If you're going to keep this setup having the VLAN go over the WAN link, I don't see the need to have L3 set up on the Meraki. You could do the opposite of what I said before, make it L2 all the way back to your core Cisco at the main location.
Also I see the VLANS are configured to relay DHCP to something back at the main site. What information is DHCP handing out for this VLAN? Is the clients' default gateway .254 or .1? If you're going to continue to run L3 then the local Meraki (.1) should probably be the default gateway for clients. The Meraki switch has a static route back to the core, so you're good there.
It's hard to put a handle on exactly what's going on here. But it seems non-optimal. A packet capture while you're having the problem would be telling.
Thanks for the replies. Here's a quick diagram.
VLAN 30 is a switch management vlan which in this case I also used as the transit VLAN between sites and MGMT Interface on the Meraki Switch.
VLAN 77 was created on the Main Core Switch which has the 10.150.77.254 IP on the Interface.
VLAN 77 is the subnet I want the remote site to have and use for clients.
VLAN 120 is our VoIP vlan across all of our sites which is 10.150.120.0/23
If I left anything out or you need other info just let me know.
As far as DHCP, yes we have our DHCP server located back at the main campus on VLAN1 10.150.70.x.
Clients are getting the switch IP 10.150.77.1 as their default gateway at the remote site. And on the switch, the default route is set to 10.150.77.254 which is the Core Switch IP.
@ShawnHolcombe you should not have a gateway set in a client to a different address as that subnets next hop.
Let's say a client needs to access 18.104.22.168 and is on 10.150.77.100
First it goes to 10.150.77.1
That sends it to 10.150.77.254
It goes out to the ASA and the return packet gets to 10.150.77.254
10.150.77.254 can see the Mac address for 10.150.77.100 so sends it back directly, bypassing 10.150.77.1
The client now updates it's routing table to say that 22.214.171.124 is available through 10.150.77.254.

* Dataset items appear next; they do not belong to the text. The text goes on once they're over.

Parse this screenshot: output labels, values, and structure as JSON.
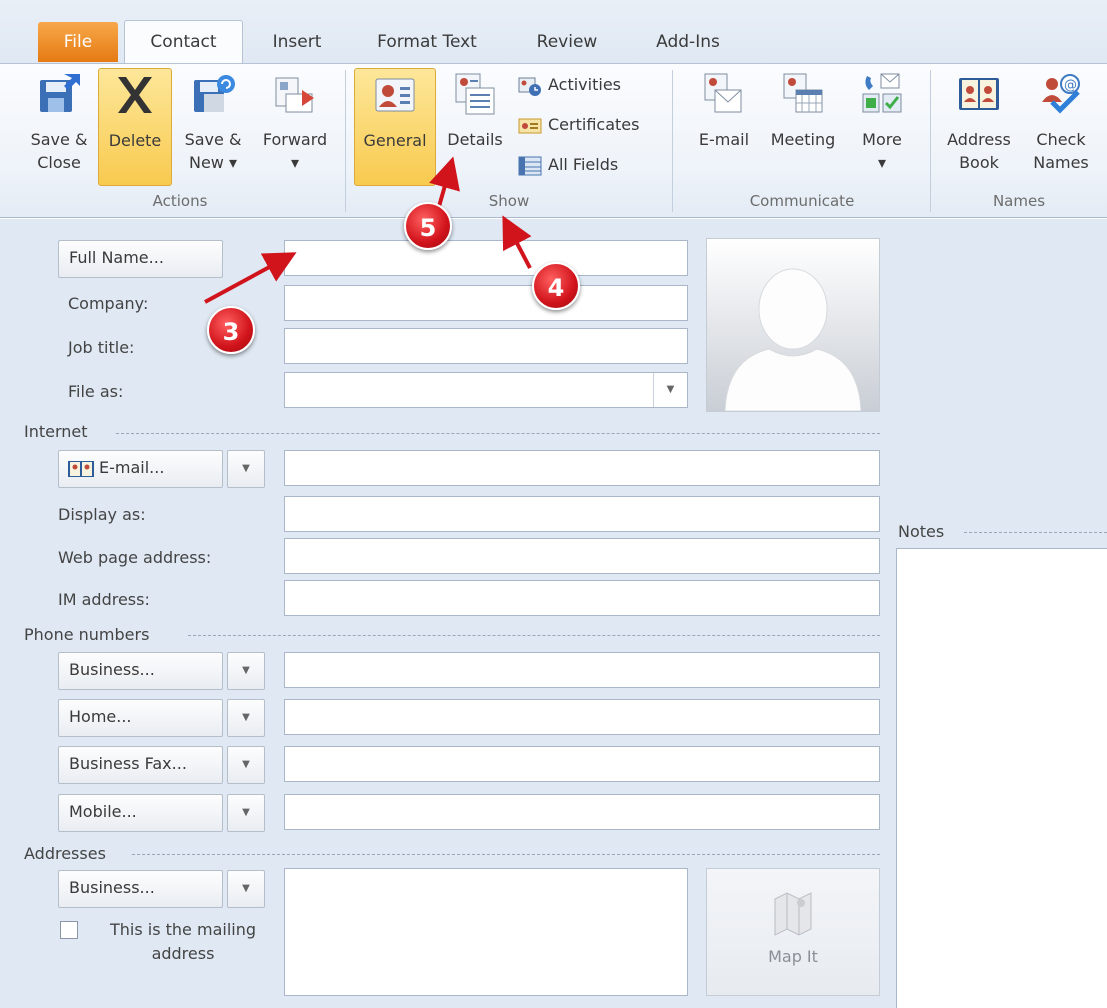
{
  "tabs": {
    "file": "File",
    "contact": "Contact",
    "insert": "Insert",
    "format_text": "Format Text",
    "review": "Review",
    "add_ins": "Add-Ins"
  },
  "ribbon": {
    "actions": {
      "label": "Actions",
      "save_close": "Save &\nClose",
      "delete": "Delete",
      "save_new": "Save &\nNew ▾",
      "forward": "Forward\n▾"
    },
    "show": {
      "label": "Show",
      "general": "General",
      "details": "Details",
      "activities": "Activities",
      "certificates": "Certificates",
      "all_fields": "All Fields"
    },
    "communicate": {
      "label": "Communicate",
      "email": "E-mail",
      "meeting": "Meeting",
      "more": "More\n▾"
    },
    "names": {
      "label": "Names",
      "address_book": "Address\nBook",
      "check_names": "Check\nNames"
    }
  },
  "form": {
    "full_name_button": "Full Name...",
    "company_label": "Company:",
    "job_title_label": "Job title:",
    "file_as_label": "File as:",
    "internet_section": "Internet",
    "email_button": "E-mail...",
    "display_as_label": "Display as:",
    "web_page_label": "Web page address:",
    "im_address_label": "IM address:",
    "phone_section": "Phone numbers",
    "phone_business": "Business...",
    "phone_home": "Home...",
    "phone_business_fax": "Business Fax...",
    "phone_mobile": "Mobile...",
    "addresses_section": "Addresses",
    "address_business": "Business...",
    "mailing_address": "This is the mailing\naddress",
    "map_it": "Map It",
    "notes_section": "Notes"
  },
  "markers": {
    "m3": "3",
    "m4": "4",
    "m5": "5"
  },
  "colors": {
    "file_tab": "#e57a12",
    "active_button": "#f8ca4f",
    "marker": "#d1131b",
    "arrow": "#d1131b"
  }
}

As you can see every single IP address the client talks to outside of the 10.150.77.0/24 subnet will have its own individual entry in the clients routing table. When you disconnect/reboot the process starts all over again.
Hey there, I see what you are saying I think. But what changes should I need to make on the Meraki switch as far as VLANS or routing is concerned?

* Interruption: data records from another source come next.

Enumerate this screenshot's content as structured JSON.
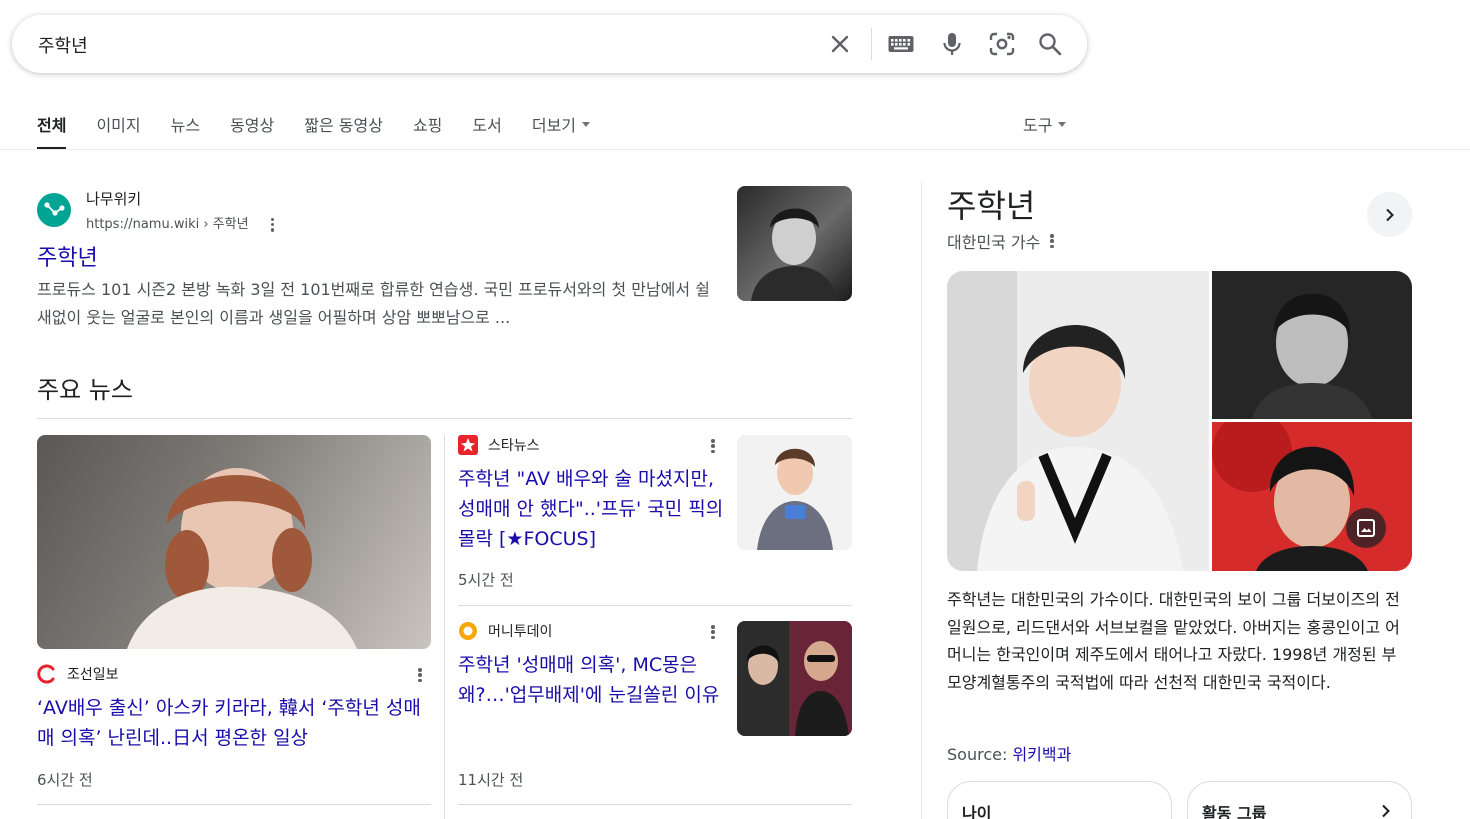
{
  "search": {
    "query": "주학년",
    "icons": [
      "close-icon",
      "keyboard-icon",
      "mic-icon",
      "lens-icon",
      "search-icon"
    ]
  },
  "tabs": [
    {
      "label": "전체",
      "active": true
    },
    {
      "label": "이미지"
    },
    {
      "label": "뉴스"
    },
    {
      "label": "동영상"
    },
    {
      "label": "짧은 동영상"
    },
    {
      "label": "쇼핑"
    },
    {
      "label": "도서"
    },
    {
      "label": "더보기"
    }
  ],
  "tools_label": "도구",
  "result": {
    "site_name": "나무위키",
    "url": "https://namu.wiki › 주학년",
    "title": "주학년",
    "snippet": "프로듀스 101 시즌2 본방 녹화 3일 전 101번째로 합류한 연습생. 국민 프로듀서와의 첫 만남에서 쉴새없이 웃는 얼굴로 본인의 이름과 생일을 어필하며 상암 뽀뽀남으로 ..."
  },
  "news": {
    "heading": "주요 뉴스",
    "items": [
      {
        "source": "조선일보",
        "title": "‘AV배우 출신’ 아스카 키라라, 韓서 ‘주학년 성매매 의혹’ 난린데..日서 평온한 일상",
        "time": "6시간 전"
      },
      {
        "source": "스타뉴스",
        "title": "주학년 \"AV 배우와 술 마셨지만, 성매매 안 했다\"..'프듀' 국민 픽의 몰락 [★FOCUS]",
        "time": "5시간 전"
      },
      {
        "source": "머니투데이",
        "title": "주학년 '성매매 의혹', MC몽은 왜?…'업무배제'에 눈길쏠린 이유",
        "time": "11시간 전"
      }
    ]
  },
  "knowledge_panel": {
    "title": "주학년",
    "subtitle": "대한민국 가수",
    "description": "주학년는 대한민국의 가수이다. 대한민국의 보이 그룹 더보이즈의 전 일원으로, 리드댄서와 서브보컬을 맡았었다. 아버지는 홍콩인이고 어머니는 한국인이며 제주도에서 태어나고 자랐다. 1998년 개정된 부모양계혈통주의 국적법에 따라 선천적 대한민국 국적이다.",
    "source_label": "Source: ",
    "source_link": "위키백과",
    "chips": [
      {
        "label": "나이"
      },
      {
        "label": "활동 그룹"
      }
    ]
  },
  "colors": {
    "link": "#1a0dab",
    "text": "#202124",
    "muted": "#4d5156",
    "namu_logo": "#00a495",
    "chosun_logo": "#e8232c",
    "starnews_logo": "#e8232c",
    "mt_logo": "#f7a70a"
  }
}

I assume the switch having it's management IP of 10.150.30.41 is fine. But does it not need the 10.150.77.1 interface in routing? Are you saying clients should use the 10.150.77.254 as their GW, not the .1?
Not sure if this is what you meant or how to fix the issue, but in order to leave DHCP alone I just swapped the IP's of the Meraki and Core switch for VLAN 77.
Now clients will still get the 10.150.77.1 gateway, but that is now directly the core switch IP, bypassing the Meraki .254.
@ShawnHolcombe that is a good non disruptive way to test the 'Layer 2 VLAN stretched over the WAN link' option. If it solves the problem then you could leave it that way, if you are still having issues then you'll need to remove VLAN 77 from the core, return the .1 IP to the MS250 and make the MS250s default route the core switch's IP in the 10.150.30.0/24 subnet.
Well half a day has gone by and so far the results are looking good! I appreciate all the suggestions and help. If anything changes I'll be sure to update the post.